Encouragé ainsi, Israël reprit:

–Je suis un fils de l’Orient, et l’on peut à ce titre excuser chez moi un peu d’ignorance ou d’irrespect des usages européens. Voulez-vous me permettre de faire une demande à madame votre mère? Je vous préviens que cette demande vous touche et vous est adressée indirectement.

–Parlez, monsieur.

–Vous m’avez arraché à la mort. Dans quelques jours je pourrai retourner au combat en première ligne comme auparavant. Naguère, au temps des hauts faits d’armes, les combattants portaient les couleurs des nobles dames. Je suis assuré que si j’obtenais un souvenir de vous, il me porterait bonheur, il me servirait de talisman.

La comtesse de Nigès, l’interrompit en disant:

–Nous vous accorderons ce souvenir, et vous devrez être satisfait, car il sera tout intime.

–Oh! merci.

–Oui, nous vous apporterons une médaille du Christ; mon mari la portait à l’assaut de Sébastopol et à la bataille de Magenta.

–Pardonnez-moi, madame, répondit Israël avec confusion, avec douleur. Je ne puis accepter ce don, malgré mon désir extrême d’avoir quelque chose de vous. Je suis Israélite et Israélite croyant.

Les deux nobles dames furent d’abord un peu étonnées.

Marie de Nigès, craignant que leur silence ne devint blessant pour Israël, lui répondit la première.

–Toute croyance est respectable et mérite l’estime. Vous avez du reste un de vos coreligionnaires qui donne l’exemple du patriotisme le plus ardent: c’est le commandant Franchetti.

–Oui, reprit la comtesse, L’absence de foi est seule un danger public, mais elle n’existe pas. On l’arbore, comme un masque ou un manteau. Il n’est pas un être intelligent pouvant soutenir le contraire, à moins qu’il n’ait pas de cœur.

Au bout d’un instant la comtesse reprit:

–Vous accepterez de nous un autre genre de souvenir.

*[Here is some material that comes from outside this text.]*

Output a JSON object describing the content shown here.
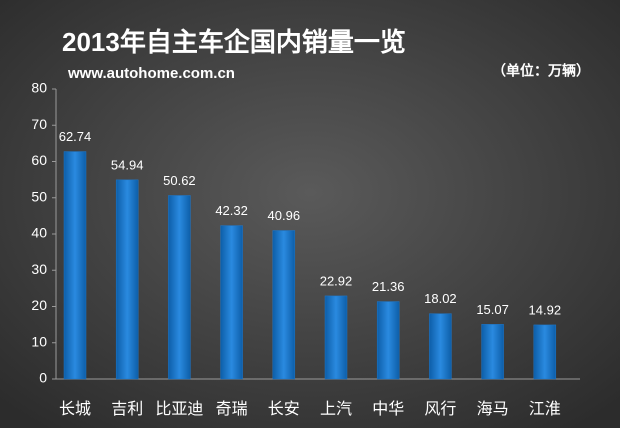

Dans la panoplie ayant appartenu au père de mes enfants, vous viendrez choisir l’arme qui vous conviendra le mieux.

–On! merci, madame! Comment pourrai-j e me rendre digne de celte faveur?

–Je vous verrais avec plaisir entrer à l’escadron Franchetti, où est mon fils. Vous vous soutiendriez ainsi mutuellement à l’heure du danger.

–Mais je suis engagé au3e zouaves pour la durée de la guerre.

–L’engagement est le même que le vôtre, aux volontaires à cheval. Ils sont incorporés dans l’armée comme vous. J’obtiendrai aisément, je pense, votre permutation.

–Faites, madame, ainsi qu’il vous plaira.

La comtesse et sa fille serrèrent la main d’Israël en le quittant. Ils les suivit d’un regard mélancolique et rêveur.